# Question about the difference in FIP and Compression fittings...



## sy85 (Aug 14, 2011)

I generally work more in the remodel, renovation area, however I have the occasional need to delve into the smelly realm of plumbing.. Drives me nuts sometimes- I don't know how you guys do it :thumbsup:

But I digress. As I said, I occasionally have the odd job to do of sink repairs etc, just minor stuff and I do it so infrequently that I always forget and have never been able to find or hear a proper explanation of the following: What are the main differences of FIP and Compression fittings (as they would relate to hose supply lines to sinks between the angle stops and the faucets? I know the general physics of how the fittings go together for the most part, but always get confused when it comes to purchasing hoses since they make FIP/FIP supply hoses and FIP/Compression supply hoses. From installing various compression angle stops over the years, I understand the compression factor on that connection, however it is different in the case of the hoses. 

I'm just curious since when I installed a bathroom faucet yesterday with new angle stops, it was recommended I use a FIP/FIP hose instead of FIP/Compression. I think the part that screws me up is nearly every- if not _every_ garden hose I have ever used has been a compression (correct me if I'm wrong) and from what I could tell yesterday when I tried to remember and figure this out, there seems to be nearly no visual difference on the male end of the pipe I would be connecting to, other then the actual length of the threading.

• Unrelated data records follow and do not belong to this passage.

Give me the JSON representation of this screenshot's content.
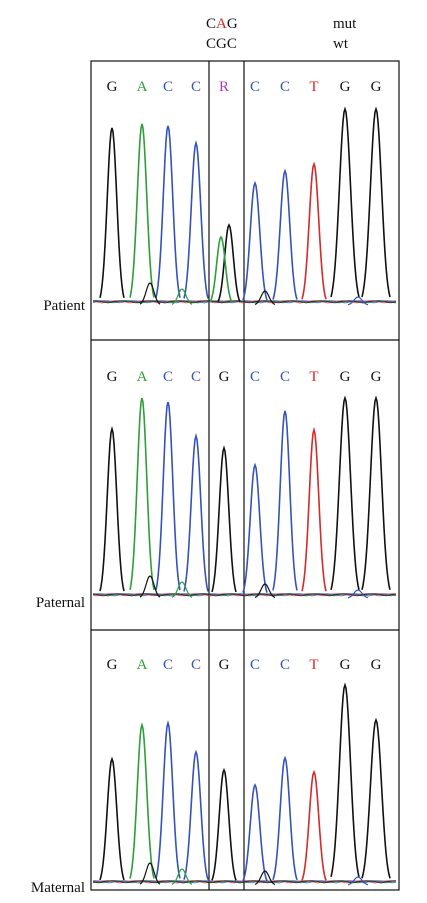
{
  "header": {
    "codon_mut_prefix": "C",
    "codon_mut_mid": "A",
    "codon_mut_suffix": "G",
    "codon_wt": "CGC",
    "mut_label": "mut",
    "wt_label": "wt",
    "mut_mid_color": "#d42a2a"
  },
  "base_colors": {
    "G": "#111111",
    "A": "#2f9e3a",
    "C": "#3552b8",
    "T": "#d42a2a",
    "R": "#a93bb5"
  },
  "panels": [
    {
      "label": "Patient",
      "bases": [
        "G",
        "A",
        "C",
        "C",
        "R",
        "C",
        "C",
        "T",
        "G",
        "G"
      ]
    },
    {
      "label": "Paternal",
      "bases": [
        "G",
        "A",
        "C",
        "C",
        "G",
        "C",
        "C",
        "T",
        "G",
        "G"
      ]
    },
    {
      "label": "Maternal",
      "bases": [
        "G",
        "A",
        "C",
        "C",
        "G",
        "C",
        "C",
        "T",
        "G",
        "G"
      ]
    }
  ]
}
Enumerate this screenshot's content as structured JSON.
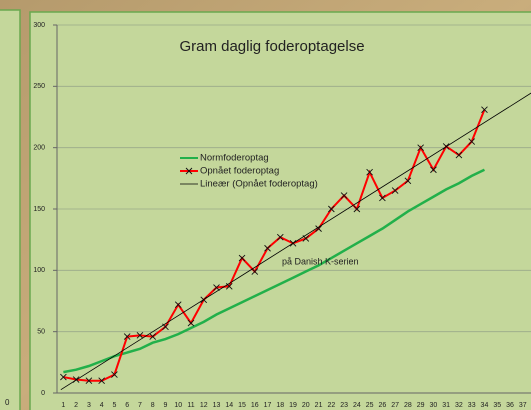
{
  "partial_chart_axis_label": "0",
  "chart_data": {
    "type": "line",
    "title": "Gram daglig foderoptagelse",
    "annotation": "på Danish K-serien",
    "categories": [
      1,
      2,
      3,
      4,
      5,
      6,
      7,
      8,
      9,
      10,
      11,
      12,
      13,
      14,
      15,
      16,
      17,
      18,
      19,
      20,
      21,
      22,
      23,
      24,
      25,
      26,
      27,
      28,
      29,
      30,
      31,
      32,
      33,
      34,
      35,
      36,
      37
    ],
    "series": [
      {
        "name": "Normfoderoptag",
        "color": "#22b04a",
        "values": [
          17,
          19,
          22,
          26,
          30,
          33,
          36,
          41,
          44,
          48,
          53,
          58,
          64,
          69,
          74,
          79,
          84,
          89,
          94,
          99,
          104,
          110,
          116,
          122,
          128,
          134,
          141,
          148,
          154,
          160,
          166,
          171,
          177,
          182,
          null,
          null,
          null
        ]
      },
      {
        "name": "Opnået foderoptag",
        "color": "#ff0000",
        "marker": "x",
        "values": [
          13,
          11,
          10,
          10,
          15,
          46,
          47,
          46,
          54,
          72,
          57,
          76,
          86,
          87,
          110,
          99,
          118,
          127,
          122,
          126,
          134,
          150,
          161,
          150,
          180,
          159,
          165,
          173,
          200,
          182,
          201,
          194,
          205,
          231,
          null,
          null,
          null
        ]
      }
    ],
    "trendline": {
      "name": "Lineær (Opnået foderoptag)",
      "color": "#000000"
    },
    "ylim": [
      0,
      300
    ],
    "yticks": [
      0,
      50,
      100,
      150,
      200,
      250,
      300
    ],
    "grid": true
  }
}
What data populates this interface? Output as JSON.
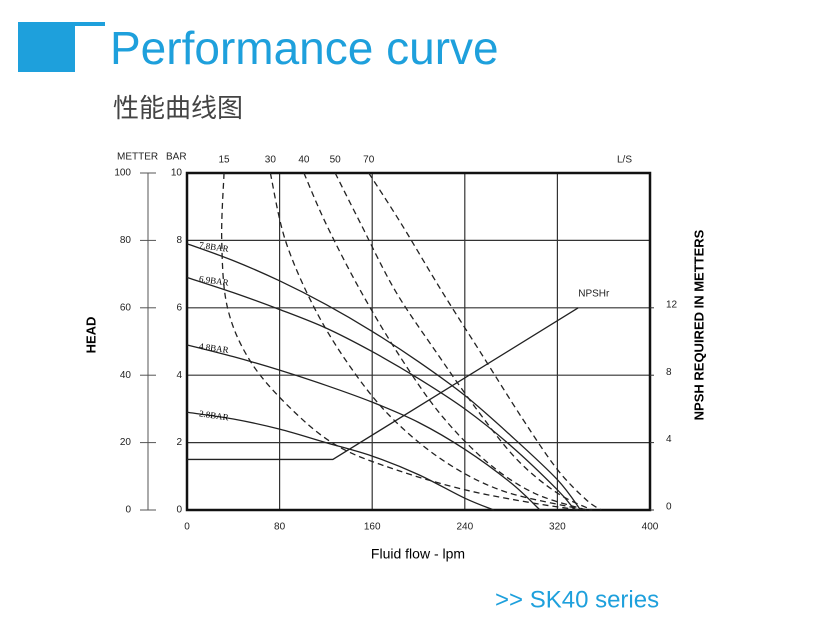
{
  "header": {
    "title": "Performance curve",
    "subtitle": "性能曲线图"
  },
  "chart_data": {
    "type": "line",
    "xlabel": "Fluid flow - lpm",
    "xlim": [
      0,
      400
    ],
    "xticks": [
      0,
      80,
      160,
      240,
      320,
      400
    ],
    "ylabel": "BAR",
    "ylim": [
      0,
      10
    ],
    "yticks": [
      0,
      2,
      4,
      6,
      8,
      10
    ],
    "meter_axis": {
      "label": "METTER",
      "title": "HEAD",
      "lim": [
        0,
        100
      ],
      "ticks": [
        0,
        20,
        40,
        60,
        80,
        100
      ]
    },
    "y2label": "NPSH REQUIRED IN METTERS",
    "y2lim": [
      0,
      20
    ],
    "y2ticks": [
      0,
      4,
      8,
      12
    ],
    "top_unit": "L/S",
    "grid": true,
    "series": [
      {
        "name": "7.8BAR",
        "style": "solid",
        "color": "#222222",
        "x": [
          0,
          40,
          80,
          120,
          160,
          200,
          240,
          280,
          320,
          340
        ],
        "values": [
          7.9,
          7.4,
          6.8,
          6.1,
          5.3,
          4.4,
          3.4,
          2.2,
          0.9,
          0
        ]
      },
      {
        "name": "6.9BAR",
        "style": "solid",
        "color": "#222222",
        "x": [
          0,
          40,
          80,
          120,
          160,
          200,
          240,
          280,
          320,
          335
        ],
        "values": [
          6.9,
          6.45,
          5.95,
          5.4,
          4.7,
          3.9,
          3.0,
          1.9,
          0.6,
          0
        ]
      },
      {
        "name": "4.8BAR",
        "style": "solid",
        "color": "#222222",
        "x": [
          0,
          40,
          80,
          120,
          160,
          200,
          240,
          280,
          305
        ],
        "values": [
          4.9,
          4.55,
          4.15,
          3.7,
          3.2,
          2.6,
          1.8,
          0.8,
          0
        ]
      },
      {
        "name": "2.8BAR",
        "style": "solid",
        "color": "#222222",
        "x": [
          0,
          40,
          80,
          120,
          160,
          200,
          240,
          265
        ],
        "values": [
          2.9,
          2.7,
          2.4,
          2.0,
          1.6,
          1.05,
          0.35,
          0
        ]
      },
      {
        "name": "15",
        "style": "dashed",
        "color": "#222222",
        "x": [
          32,
          30,
          35,
          55,
          90,
          130,
          180,
          240,
          300,
          340
        ],
        "values": [
          10,
          8,
          6,
          4.4,
          3.0,
          1.9,
          1.2,
          0.6,
          0.2,
          0
        ]
      },
      {
        "name": "30",
        "style": "dashed",
        "color": "#222222",
        "x": [
          72,
          85,
          110,
          140,
          175,
          220,
          270,
          330,
          350
        ],
        "values": [
          10,
          8,
          6,
          4.3,
          2.8,
          1.5,
          0.6,
          0.1,
          0
        ]
      },
      {
        "name": "40",
        "style": "dashed",
        "color": "#222222",
        "x": [
          101,
          120,
          150,
          185,
          220,
          260,
          300,
          345
        ],
        "values": [
          10,
          8.5,
          6.5,
          4.5,
          2.8,
          1.4,
          0.5,
          0
        ]
      },
      {
        "name": "50",
        "style": "dashed",
        "color": "#222222",
        "x": [
          128,
          150,
          180,
          215,
          250,
          285,
          320,
          350
        ],
        "values": [
          10,
          8.5,
          6.5,
          4.7,
          3.0,
          1.5,
          0.5,
          0
        ]
      },
      {
        "name": "70",
        "style": "dashed",
        "color": "#222222",
        "x": [
          157,
          185,
          220,
          255,
          290,
          320,
          345,
          358
        ],
        "values": [
          10,
          8.5,
          6.5,
          4.6,
          2.7,
          1.2,
          0.3,
          0
        ]
      },
      {
        "name": "NPSHr",
        "style": "npsh",
        "axis": "y2",
        "color": "#222222",
        "x": [
          0,
          126,
          338
        ],
        "values": [
          3,
          3,
          12
        ]
      }
    ]
  },
  "footer": {
    "series": ">>  SK40 series"
  }
}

Any clarification in this area so that I'd be able to easily identify the differences for future reference would be really great. Definitely appreciate the job you guys do- I totally prefer electrical work due to an over sensitive nose :blink:

(Also, I DID attempt a search, however it yielded a lot of topics, as did google, which were nothing that my brain had the willpower to sort through at this point of day on my day off)


----------



## KillerToiletSpider (May 27, 2007)

Pipe threads are tapered, compression threads are not.


----------